Ilustrasi hewan ternak (istimewa)
JAKARTA - Wabah Penyakit Kuku dan Mulut (PMK) pada hewan yang merebak membuat daya beli masyarakat menurun di sejumlah daerah dan pemerintah pun semakin ketat menyeleksi hewan khususnya sapi.
Di Cirebon meski pasokan tidak terganggu, namun akibat wabah PMK, daya beli masyarakat semakin menurun.

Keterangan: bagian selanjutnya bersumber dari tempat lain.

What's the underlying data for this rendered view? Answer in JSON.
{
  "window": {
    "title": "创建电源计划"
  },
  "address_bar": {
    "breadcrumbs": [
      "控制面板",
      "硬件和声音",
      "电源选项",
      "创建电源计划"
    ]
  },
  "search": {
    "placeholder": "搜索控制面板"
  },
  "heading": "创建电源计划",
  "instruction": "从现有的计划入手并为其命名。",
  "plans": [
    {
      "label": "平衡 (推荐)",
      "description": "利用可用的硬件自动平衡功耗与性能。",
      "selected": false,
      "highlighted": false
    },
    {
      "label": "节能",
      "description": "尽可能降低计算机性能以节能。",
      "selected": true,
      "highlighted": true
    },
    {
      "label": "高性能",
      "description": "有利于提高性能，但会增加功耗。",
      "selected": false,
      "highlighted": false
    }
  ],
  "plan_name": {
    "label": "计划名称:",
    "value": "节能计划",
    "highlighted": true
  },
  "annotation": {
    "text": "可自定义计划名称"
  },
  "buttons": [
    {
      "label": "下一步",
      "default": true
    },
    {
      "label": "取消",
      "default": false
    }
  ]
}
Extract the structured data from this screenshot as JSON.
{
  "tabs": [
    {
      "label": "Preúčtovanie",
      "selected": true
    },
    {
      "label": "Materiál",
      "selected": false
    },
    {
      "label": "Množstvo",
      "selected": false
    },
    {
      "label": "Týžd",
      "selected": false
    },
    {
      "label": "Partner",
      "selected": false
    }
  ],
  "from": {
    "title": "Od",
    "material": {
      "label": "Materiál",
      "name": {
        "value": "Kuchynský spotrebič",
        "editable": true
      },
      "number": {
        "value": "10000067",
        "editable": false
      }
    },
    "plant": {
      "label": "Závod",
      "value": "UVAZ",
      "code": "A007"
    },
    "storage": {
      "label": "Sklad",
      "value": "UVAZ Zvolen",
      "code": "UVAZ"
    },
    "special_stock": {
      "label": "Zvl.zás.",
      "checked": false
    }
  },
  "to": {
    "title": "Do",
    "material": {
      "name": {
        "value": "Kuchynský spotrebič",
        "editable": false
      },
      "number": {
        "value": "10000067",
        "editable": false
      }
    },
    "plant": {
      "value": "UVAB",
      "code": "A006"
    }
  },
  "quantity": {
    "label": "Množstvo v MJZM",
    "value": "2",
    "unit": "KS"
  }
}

Wabah PMK membuat harga turun hingga Rp 150 ribu per kilogram.
Pedagang daging sapi di Pasar Kanoman mengaku pasokan daging sapi dari daerah Pati, Jawa Tengah dan tidak terkena pembatasan di tengah wabah PMK saat ini.
“Semua daging sapi yang datang ke pasar ini semuanya daging segar dan sudah melalui proses pemeriksaan kesehatan yang ketat,”ungkap Diding salah satu pedagang daging sapi di Pasar Kanoman, Selasa 17 Mei 2022.
“Ya alasannya itu, pembeli takut dengan adanya penyakit kuku dan mulut yang sekarang lagi viral. Jadinya yang beli daging sapi sekarang sepi meski ada sih beberapa orang yang beli,” tuturnya.
Sementara di Jakarta, Direktur Utama PD Dharma Jaya Raditya Endra Budiman mengaku menyeleksi daerah sumber hewan dan daging.
https://radarbanyumas.co.id/pmk-hewan-ternak-meluas-ke-10-provinsi/
Ilustrasi hewan ternak (istimewa)
Hal ini untuk menghindari daging dari hewan yang terpapar penyakit mulut dan kuku (PMK).
“Mulai sekarang ini sudah kami seleksi daerah mana yang kira-kira aman, di situ sapi kami ambil,” ucap Raditya, Selasa 17 Mei 2022.
Dharma Jaya biasanya mengambil hewan ternak sapi dari Jawa Barat, Lampung, dan Nusa Tenggara Timur (NTT).
Walau begitu, Raditya mengatakan daerah-daerah tersebut belum memiliki kasus PMK pada hewan.
“Antisipasi dari sekarang kami sudah mulai konsolidasi dengan daerah aman, kami kumpulkan,” kata dia, mengutip JPNN Selasa 17 Mei 2022.
Pemprov Jakarta pun lebih banyak mengambil daging sapi dari negara seperti Australia dan Brazil.
Adapun, langkah lainnya yang dilakukan untuk mencegah masuknya daging dengan penyakit PMK adalah adanya penyaringan atau screening.
“Semua sapi yang masuk ke Dharma Jaya itu sebelum turun dari truk kita suda harus screening, terutama sapi dari daerah terindikasi".